When you have moved into a new home you will more than likely be ready for a little downtime, a pause if you like, before you get down to the business of deciding what goes where and then starting on decorating the place in the way you like.

There is one flaw in this plan and it could be a fairly big one – are all of your pieces of furniture going to actually fit and even if they do, how are you going to be able decorate around everything?

Worry not, here are a few tips to help you.


If you didn’t get the chance to declutter, or you thought that all your stuff would fit into the new home and now it doesn’t, here’s what you should do.

Start with the most little-used items first, things like books, magazine collections from years ago, and old children’s toys. If you’re keeping the kids toys out of sentimentality ask yourself this – do the kids even know their toys are still there, taking up space? Same with the books and magazine collections, dvds, computer games, never used appliances; anything that hasn’t been used for over a year should go either in the trash or donated to charity. You can sell online or have a yard sale to make some money.

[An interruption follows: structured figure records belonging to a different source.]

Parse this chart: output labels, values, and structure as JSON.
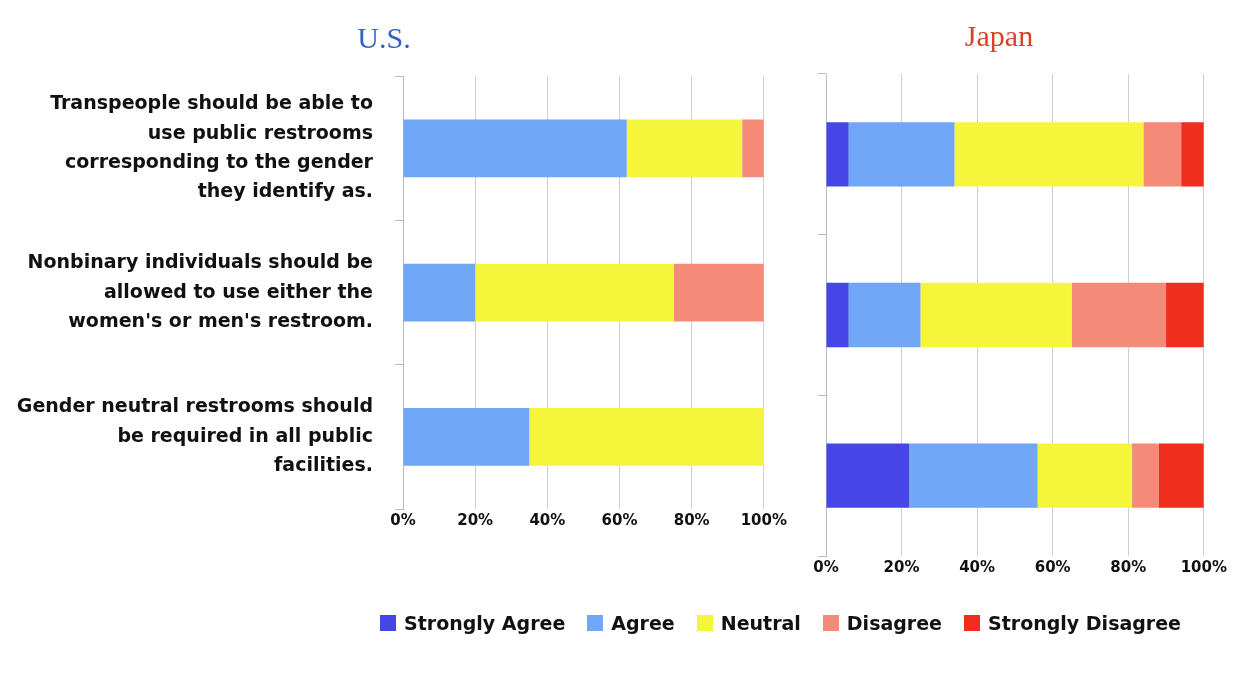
{
  "chart_data": [
    {
      "type": "bar",
      "orientation": "horizontal",
      "stacked": true,
      "title": "U.S.",
      "categories": [
        "Transpeople should be able to use public restrooms corresponding to the gender they identify as.",
        "Nonbinary individuals should be allowed to use either the women's or men's restroom.",
        "Gender neutral restrooms should be required in all public facilities."
      ],
      "series": [
        {
          "color": "#6fa6f5",
          "values": [
            62,
            20,
            35
          ]
        },
        {
          "color": "#f5f53c",
          "values": [
            32,
            55,
            65
          ]
        },
        {
          "color": "#f58a78",
          "values": [
            6,
            25,
            0
          ]
        }
      ],
      "xlim": [
        0,
        100
      ],
      "xticks": [
        {
          "value": 0,
          "label": "0%"
        },
        {
          "value": 20,
          "label": "20%"
        },
        {
          "value": 40,
          "label": "40%"
        },
        {
          "value": 60,
          "label": "60%"
        },
        {
          "value": 80,
          "label": "80%"
        },
        {
          "value": 100,
          "label": "100%"
        }
      ],
      "grid": "x"
    },
    {
      "type": "bar",
      "orientation": "horizontal",
      "stacked": true,
      "title": "Japan",
      "categories": [
        null,
        null,
        null
      ],
      "series": [
        {
          "name": "Strongly Agree",
          "color": "#4646e6",
          "values": [
            6,
            6,
            22
          ]
        },
        {
          "name": "Agree",
          "color": "#6fa6f5",
          "values": [
            28,
            19,
            34
          ]
        },
        {
          "name": "Neutral",
          "color": "#f5f53c",
          "values": [
            50,
            40,
            25
          ]
        },
        {
          "name": "Disagree",
          "color": "#f58a78",
          "values": [
            10,
            25,
            7
          ]
        },
        {
          "name": "Strongly Disagree",
          "color": "#f02e1e",
          "values": [
            6,
            10,
            12
          ]
        }
      ],
      "xlim": [
        0,
        100
      ],
      "xticks": [
        {
          "value": 0,
          "label": "0%"
        },
        {
          "value": 20,
          "label": "20%"
        },
        {
          "value": 40,
          "label": "40%"
        },
        {
          "value": 60,
          "label": "60%"
        },
        {
          "value": 80,
          "label": "80%"
        },
        {
          "value": 100,
          "label": "100%"
        }
      ],
      "grid": "x",
      "legend": "bottom",
      "tick_labels": "x"
    }
  ]
}
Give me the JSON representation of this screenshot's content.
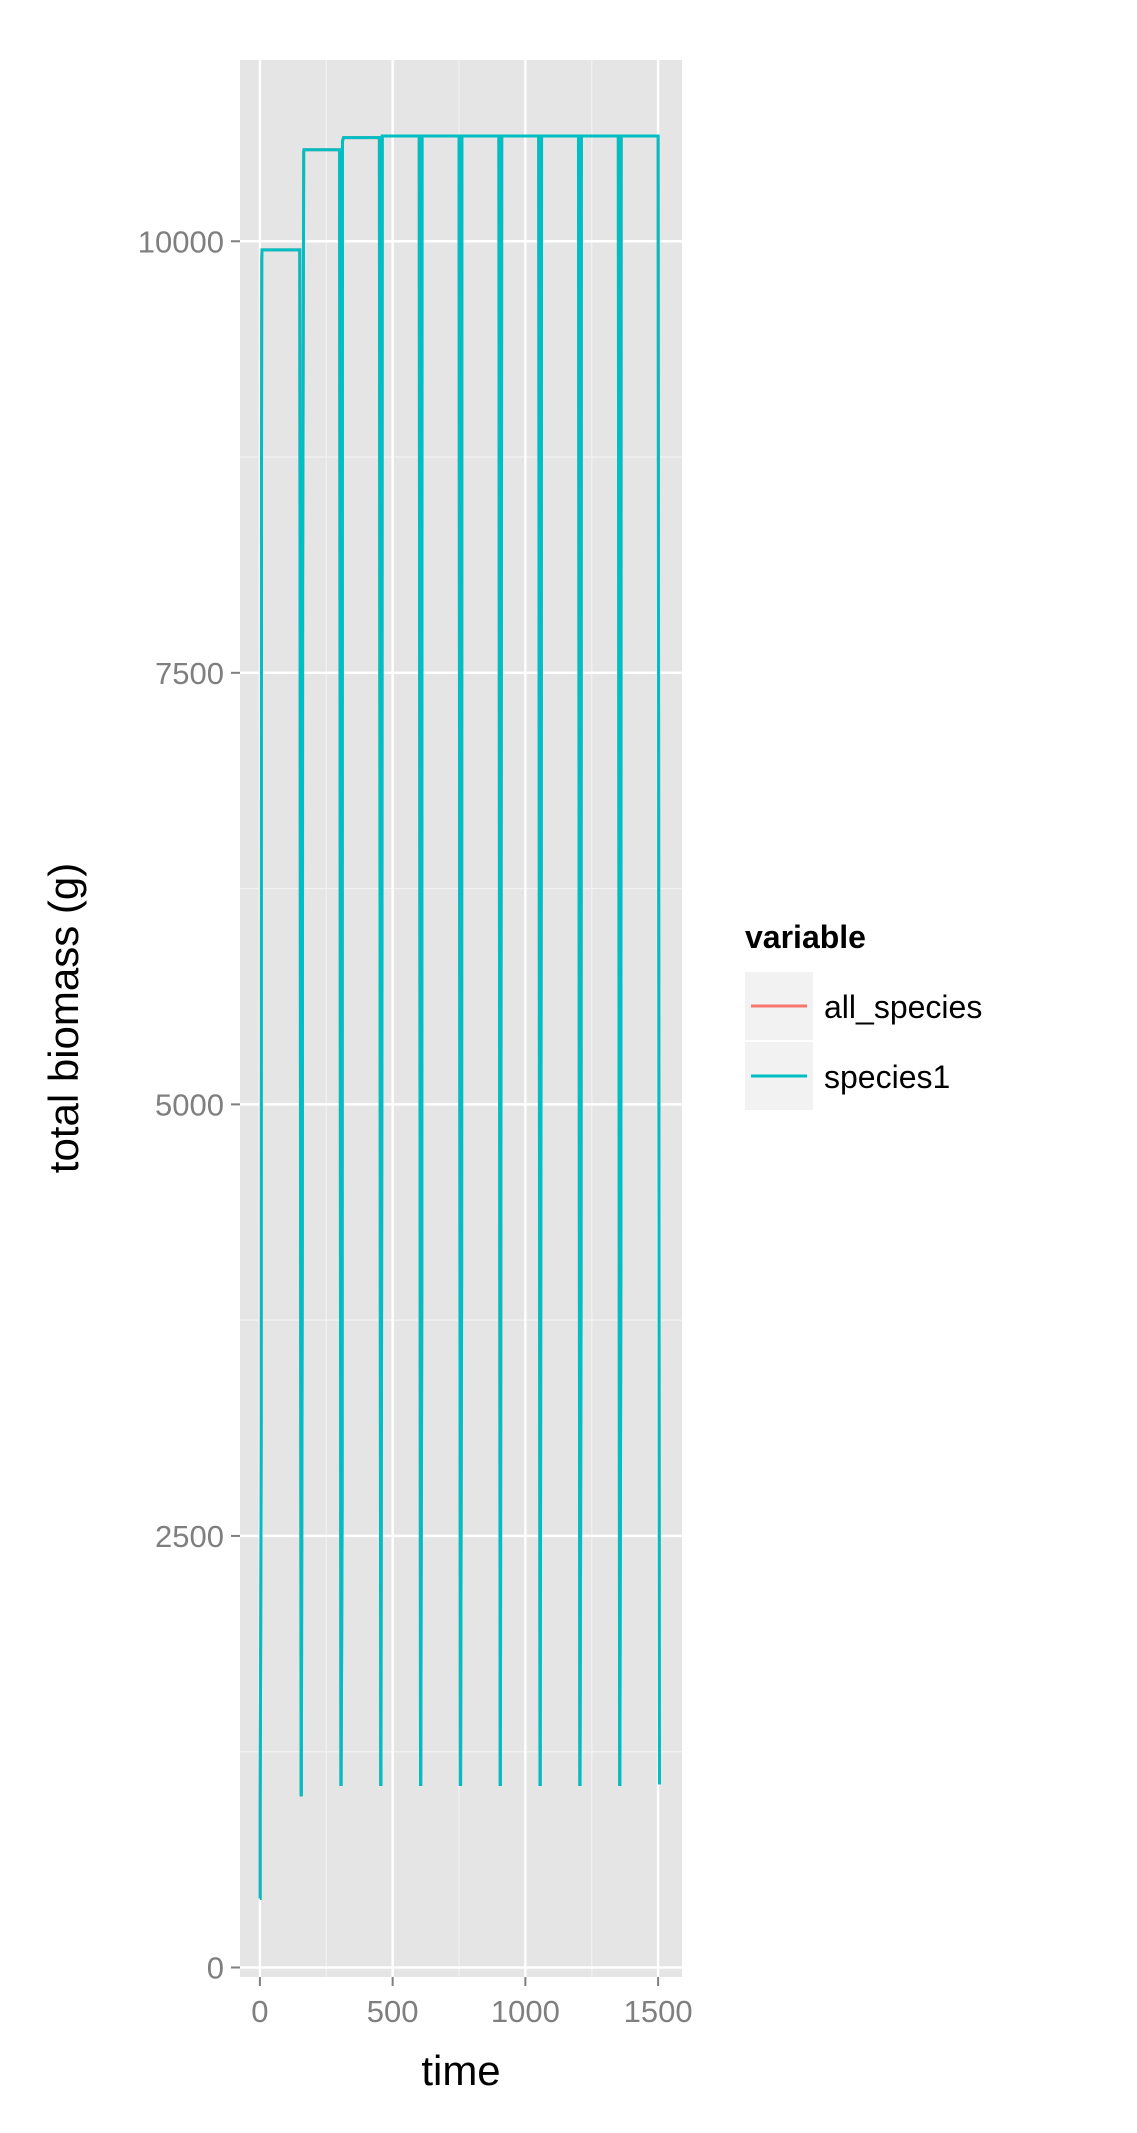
{
  "chart_data": {
    "type": "line",
    "xlabel": "time",
    "ylabel": "total biomass (g)",
    "xlim": [
      -75,
      1590
    ],
    "ylim": [
      -55,
      11050
    ],
    "x_ticks": [
      0,
      500,
      1000,
      1500
    ],
    "x_tick_labels": [
      "0",
      "500",
      "1000",
      "1500"
    ],
    "y_ticks": [
      0,
      2500,
      5000,
      7500,
      10000
    ],
    "y_tick_labels": [
      "0",
      "2500",
      "5000",
      "7500",
      "10000"
    ],
    "grid": true,
    "legend_position": "right",
    "legend": {
      "title": "variable",
      "items": [
        {
          "label": "all_species",
          "color": "#F8766D"
        },
        {
          "label": "species1",
          "color": "#00BFC4"
        }
      ]
    },
    "series": [
      {
        "name": "all_species",
        "color": "#F8766D",
        "x": [
          0,
          1,
          1,
          5,
          6,
          7,
          8,
          150,
          155,
          156,
          160,
          161,
          165,
          166,
          170,
          300,
          305,
          306,
          310,
          311,
          315,
          450,
          455,
          456,
          460,
          461,
          465,
          600,
          605,
          606,
          610,
          611,
          615,
          750,
          755,
          756,
          760,
          761,
          765,
          900,
          905,
          906,
          910,
          911,
          915,
          1050,
          1055,
          1056,
          1060,
          1061,
          1065,
          1200,
          1205,
          1206,
          1210,
          1211,
          1215,
          1350,
          1355,
          1356,
          1360,
          1361,
          1365,
          1500,
          1505
        ],
        "y": [
          400,
          400,
          900,
          3100,
          8700,
          9900,
          9950,
          9950,
          1000,
          1000,
          4300,
          8000,
          10520,
          10530,
          10530,
          10530,
          1060,
          1060,
          2700,
          10580,
          10600,
          10600,
          1060,
          1060,
          5700,
          10610,
          10610,
          10610,
          1060,
          1060,
          3900,
          10610,
          10610,
          10610,
          1060,
          1060,
          4000,
          10610,
          10610,
          10610,
          1060,
          1060,
          8200,
          10610,
          10610,
          10610,
          1060,
          1060,
          6400,
          10610,
          10610,
          10610,
          1060,
          1060,
          3900,
          10610,
          10610,
          10610,
          1060,
          1060,
          4200,
          10610,
          10610,
          10610,
          1060
        ]
      },
      {
        "name": "species1",
        "color": "#00BFC4",
        "x": [
          0,
          1,
          1,
          5,
          6,
          7,
          8,
          150,
          155,
          156,
          160,
          161,
          165,
          166,
          170,
          300,
          305,
          306,
          310,
          311,
          315,
          450,
          455,
          456,
          460,
          461,
          465,
          600,
          605,
          606,
          610,
          611,
          615,
          750,
          755,
          756,
          760,
          761,
          765,
          900,
          905,
          906,
          910,
          911,
          915,
          1050,
          1055,
          1056,
          1060,
          1061,
          1065,
          1200,
          1205,
          1206,
          1210,
          1211,
          1215,
          1350,
          1355,
          1356,
          1360,
          1361,
          1365,
          1500,
          1505
        ],
        "y": [
          400,
          400,
          900,
          3100,
          8700,
          9900,
          9950,
          9950,
          1000,
          1000,
          4300,
          8000,
          10520,
          10530,
          10530,
          10530,
          1060,
          1060,
          2700,
          10580,
          10600,
          10600,
          1060,
          1060,
          5700,
          10610,
          10610,
          10610,
          1060,
          1060,
          3900,
          10610,
          10610,
          10610,
          1060,
          1060,
          4000,
          10610,
          10610,
          10610,
          1060,
          1060,
          8200,
          10610,
          10610,
          10610,
          1060,
          1060,
          6400,
          10610,
          10610,
          10610,
          1060,
          1060,
          3900,
          10610,
          10610,
          10610,
          1060,
          1060,
          4200,
          10610,
          10610,
          10610,
          1060
        ]
      }
    ]
  }
}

Move onto the kitchen. You’ll be amazed at how many out-of-date cans, half empty packets, and jars of food have been hiding in the back of your kitchen cabinets. Throw them out! Then organize what’s left into storage containers for countertops or place inside cabinets.

Then move onto your closets and sort out clothes, shoes, etc. that have laid unworn for ages,  gathering dust.

Once you’ve sorted out the small things, decide which items of furniture just don’t fit in the new home and add them to the trash, donate or sell pile. Don’t forget to clear out the garage of all those broken gardening tools, old bikes and sports gear while you’re at it – you stand a better chance of actually being able to park the car in the garage then! Whatever is left in there can be hung neatly on the wall for easier access.

If you decide to buy new furniture for the new home or if your old furniture was just too big, you can always look for pieces which are of a classic design that are less likely to be out-dated.


Make room for decorating

The whole point behind all this decluttering is to not only give you more room to move around your new home but also to allow you to get a clearer picture of how you want the place to look — and it frees up space so you can get around to decorate more easily. Try to get the unpacking done asap or if you can’t then put all your unpacked boxes in a spare room.

So how to decorate? Some people when they move to a new home like to decorate the place in exactly the same style with the same colors as their old home and that’s fine. Some prefer to go for a completely new look and that’s fine too. But whatever you decide to do, start right away while the excitement is still fresh. If you don’t, then chances are you will never get around to it.

If major improvements are needed

Any really big jobs like remodeling kitchens, bathrooms or structural improvements should be finished before you move in if possible but smaller, but no less important jobs, like upgrading the lighting or laying new flooring can be done right after you move — but before you decorate.


Choose your colors carefully

Take a little time to decide how you want your décor to look. If you’re looking to completely change the whole house from top to bottom, this is something that shouldn’t be rushed. If you love bold colors but are not sure how lighting will be a factor in your new home then try experimenting with small paint samples on an inconspicous part of the wall. Or choose just one focal wall and contrast the rest of the room in a neutral color.

If cool neutrals are your thing then this is in theory the easiest route to redecorating but it could still be advisable to try color samples first. Then when you have chosen the shades you want it’s easy to accessorize with bolder colors or patterns for your soft furnishings or floor coverings.

Before you start repainting or wallpapering the walls make sure you prepare first. This means filling in any holes and sanding down surfaces. And if you’re painting around plug sockets and wall switches remember to mask around them. This will ensure a professional looking finish.

Imagine you’re selling the house

Real estate agents know all about staging a home for sale and you may have been impressed by the way yours was readied for sale by the stager so why not steal a few ideas from them?

Whenever possible, a stager will always clear out un-needed items from a room to focus on the architectural style of the room; for instance accentuate a great view out the windows. They then create a pallette of neutral colors and subtle accessories to avoid distraction from the home’s main selling points.

Keep this in mind before you begin splashing the paint around. Aim for that ‘model home’ look and vow to keep it looking brand new for as long as you possibly can. You never know – you could even come to love the minimalist look.